Running regression in loops in Stata
In a world of ever-growing data, the ability to quickly and efficiently process large amounts of information is crucial. Loop functions are invaluable tools that provide an efficient means for data analysis, allowing users to automate tasks and improve analysis workflows. Not only can they save time compared to manually performing repetitive calculations, but they also enable more sophisticated processes that would otherwise be too intensive or complicated.
That said, in this post, I’d like to demonstrate the use of loops in running regression analysis using Stata 16 (will do so with R soon). And we will use an example data (nhanes2) that comes with the app.
use http://www.stata-press.com/data/r15/nhanes2.dta, clear
Once the dataset is loaded, the complete list of the variables can be printed using the ds command:
Let’s also use the describe commands to get a better view of the variables (on Stata, scroll downwards to see the entire list of the variables):
We will see the use two types of loops: forvalues and foreach.
forvalues
For the purpose of the first example, I am going to need three variables: one outcome (heartatk), one independent (serum iron (mcg/dL)), and a third one whose values will be used for looping (reiterating).
The variable region has four categories and will serve the purpose of the third variable well.
Here comes a more detailed picture of the variables of interest:
You have guessed it right, our interest is in the association between serum iron (mcg/dL) and heart attack (heartatk), which can be modelled in the following way:
logit heartatk iron if region, or # or for odds ratio
Let’s say we are also interested in knowing where the association differs across the four regions. One option is to run the regression separately for each region:
logit heartatk iron if region == 1, or
logit heartatk iron if region == 2, or
logit heartatk iron if region == 3, or
logit heartatk iron if region == 4, or
Which is perfectly fine for our analytical purposes. However, it can be done in a quicker and more fool-proof way by using loops (less typing = less typos).
Let’s have a look at the syntax:
forvalues i=1/4{
logit heartatk iron if region ==`i’, or
}
Saves some typing, and gives a sleeker look! I am not pasting the output here as screen capture can’t capture the entire output.
Now, there are a few things to remember when using the forval loop:
- The looping variable must be numeric.
- The values set for ‘i’ should reflect the ones of the looping variable.
foreach (multiple outcomes, same exposures)
The next example is about running a series of regressions with the same set of regressors for different outcome variables.
Let’s say we want to measure how serum iron is associated with heart attack and diabetes, both of which are categorized in the same (0/1) manner. The regular way of doing this would be:
logit heartatk iron, or
logit diabetes iron, or
Now, in lieu of running the regression twice, we can use the loop function:
foreach outcome of varlist heartatk diabetes{
logit `outcome’ iron, or
}
The example may not seem that useful, but trust me it certainly will when we look at, say, 5+ outcomes.

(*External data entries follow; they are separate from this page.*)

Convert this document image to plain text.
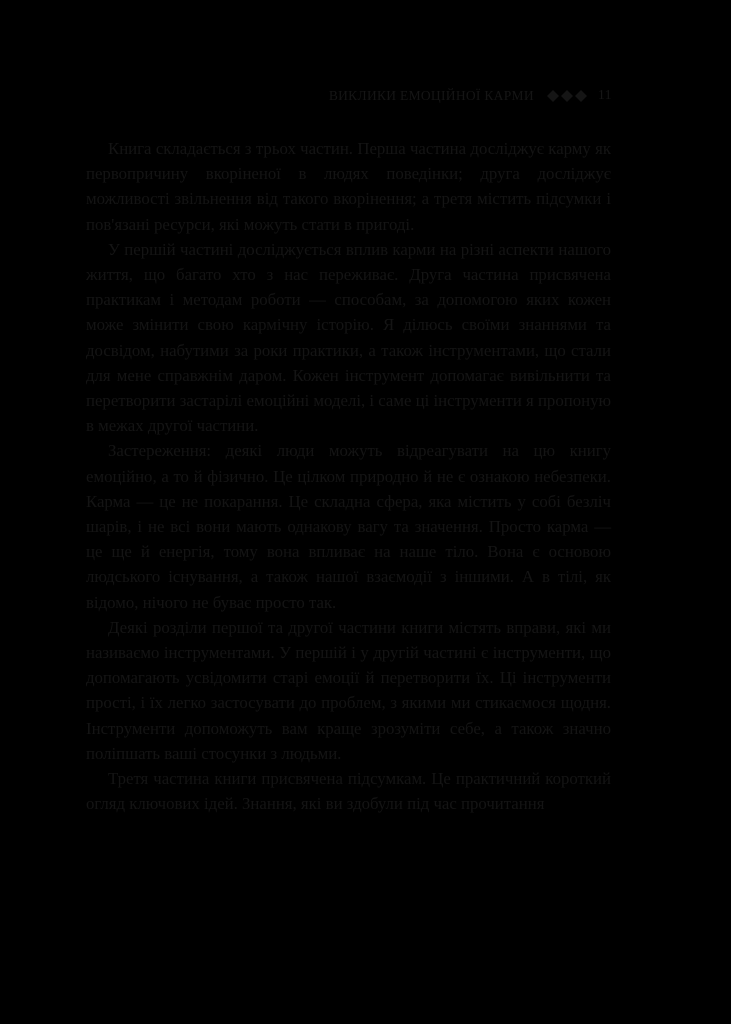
ВИКЛИКИ ЕМОЦІЙНОЇ КАРМИ	11

Книга складається з трьох частин. Перша частина досліджує карму як первопричину вкоріненої в людях поведінки; друга досліджує можливості звільнення від такого вкорінення; а третя містить підсумки і пов'язані ресурси, які можуть стати в пригоді.

У першій частині досліджується вплив карми на різні аспекти нашого життя, що багато хто з нас переживає. Друга частина присвячена практикам і методам роботи — способам, за допомогою яких кожен може змінити свою кармічну історію. Я ділюсь своїми знаннями та досвідом, набутими за роки практики, а також інструментами, що стали для мене справжнім даром. Кожен інструмент допомагає вивільнити та перетворити застарілі емоційні моделі, і саме ці інструменти я пропоную в межах другої частини.

Застереження: деякі люди можуть відреагувати на цю книгу емоційно, а то й фізично. Це цілком природно й не є ознакою небезпеки. Карма — це не покарання. Це складна сфера, яка містить у собі безліч шарів, і не всі вони мають однакову вагу та значення. Просто карма — це ще й енергія, тому вона впливає на наше тіло. Вона є основою людського існування, а також нашої взаємодії з іншими. А в тілі, як відомо, нічого не буває просто так.

Деякі розділи першої та другої частини книги містять вправи, які ми називаємо інструментами. У першій і у другій частині є інструменти, що допомагають усвідомити старі емоції й перетворити їх. Ці інструменти прості, і їх легко застосувати до проблем, з якими ми стикаємося щодня. Інструменти допоможуть вам краще зрозуміти себе, а також значно поліпшать ваші стосунки з людьми.

Третя частина книги присвячена підсумкам. Це практичний короткий огляд ключових ідей. Знання, які ви здобули під час прочитання
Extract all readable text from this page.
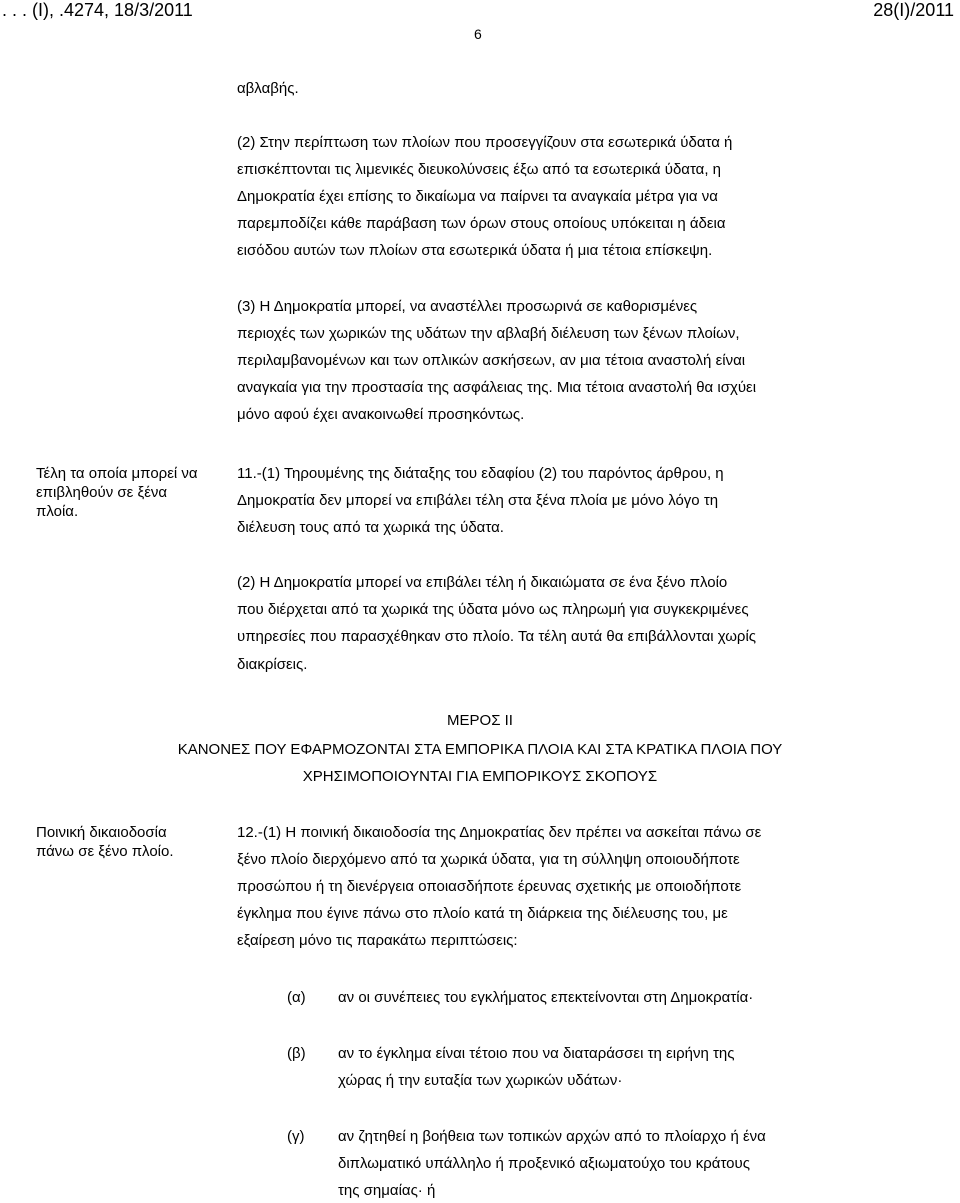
. . . (Ι), .4274, 18/3/2011	28(I)/2011
6
αβλαβής.
(2) Στην περίπτωση των πλοίων που προσεγγίζουν στα εσωτερικά ύδατα ή
επισκέπτονται τις λιμενικές διευκολύνσεις έξω από τα εσωτερικά ύδατα, η
Δημοκρατία έχει επίσης το δικαίωμα να παίρνει τα αναγκαία μέτρα για να
παρεμποδίζει κάθε παράβαση των όρων στους οποίους υπόκειται η άδεια
εισόδου αυτών των πλοίων στα εσωτερικά ύδατα ή μια τέτοια επίσκεψη.
(3) Η Δημοκρατία μπορεί, να αναστέλλει προσωρινά σε καθορισμένες
περιοχές των χωρικών της υδάτων την αβλαβή διέλευση των ξένων πλοίων,
περιλαμβανομένων και των οπλικών ασκήσεων, αν μια τέτοια αναστολή είναι
αναγκαία για την προστασία της ασφάλειας της. Μια τέτοια αναστολή θα ισχύει
μόνο αφού έχει ανακοινωθεί προσηκόντως.
Τέλη τα οποία μπορεί να
επιβληθούν σε ξένα
πλοία.
11.-(1) Τηρουμένης της διάταξης του εδαφίου (2) του παρόντος άρθρου, η
Δημοκρατία δεν μπορεί να επιβάλει τέλη στα ξένα πλοία με μόνο λόγο τη
διέλευση τους από τα χωρικά της ύδατα.
(2) Η Δημοκρατία μπορεί να επιβάλει τέλη ή δικαιώματα σε ένα ξένο πλοίο
που διέρχεται από τα χωρικά της ύδατα μόνο ως πληρωμή για συγκεκριμένες
υπηρεσίες που παρασχέθηκαν στο πλοίο. Τα τέλη αυτά θα επιβάλλονται χωρίς
διακρίσεις.
ΜΕΡΟΣ ΙΙ
ΚΑΝΟΝΕΣ ΠΟΥ ΕΦΑΡΜΟΖΟΝΤΑΙ ΣΤΑ ΕΜΠΟΡΙΚΑ ΠΛΟΙΑ ΚΑΙ ΣΤΑ ΚΡΑΤΙΚΑ ΠΛΟΙΑ ΠΟΥ
ΧΡΗΣΙΜΟΠΟΙΟΥΝΤΑΙ ΓΙΑ ΕΜΠΟΡΙΚΟΥΣ ΣΚΟΠΟΥΣ
Ποινική δικαιοδοσία
πάνω σε ξένο πλοίο.
12.-(1) Η ποινική δικαιοδοσία της Δημοκρατίας δεν πρέπει να ασκείται πάνω σε
ξένο πλοίο διερχόμενο από τα χωρικά ύδατα, για τη σύλληψη οποιουδήποτε
προσώπου ή τη διενέργεια οποιασδήποτε έρευνας σχετικής με οποιοδήποτε
έγκλημα που έγινε πάνω στο πλοίο κατά τη διάρκεια της διέλευσης του, με
εξαίρεση μόνο τις παρακάτω περιπτώσεις:
(α) αν οι συνέπειες του εγκλήματος επεκτείνονται στη Δημοκρατία·
(β) αν το έγκλημα είναι τέτοιο που να διαταράσσει τη ειρήνη της
χώρας ή την ευταξία των χωρικών υδάτων·
(γ) αν ζητηθεί η βοήθεια των τοπικών αρχών από το πλοίαρχο ή ένα
διπλωματικό υπάλληλο ή προξενικό αξιωματούχο του κράτους
της σημαίας· ή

foreach (same outcome, multiple exposures)
Our third example is the opposite of the second one- looping multiple exposure variables (iron, tcresult, and tgresult) against the same outcome:
foreach exposure of varlist iron tcresult tgresult {
logit diabetes `exposure’, or
}
foreach (multiple outcome, multiple exposures)
Yes, we can mix the loop for both outcomes and exposures:
foreach outcome of varlist heartatk diabetes{
foreach exposure of varlist iron tcresult tgresult {
logit `outcome’ `exposure’, or
}
}
Happy looping!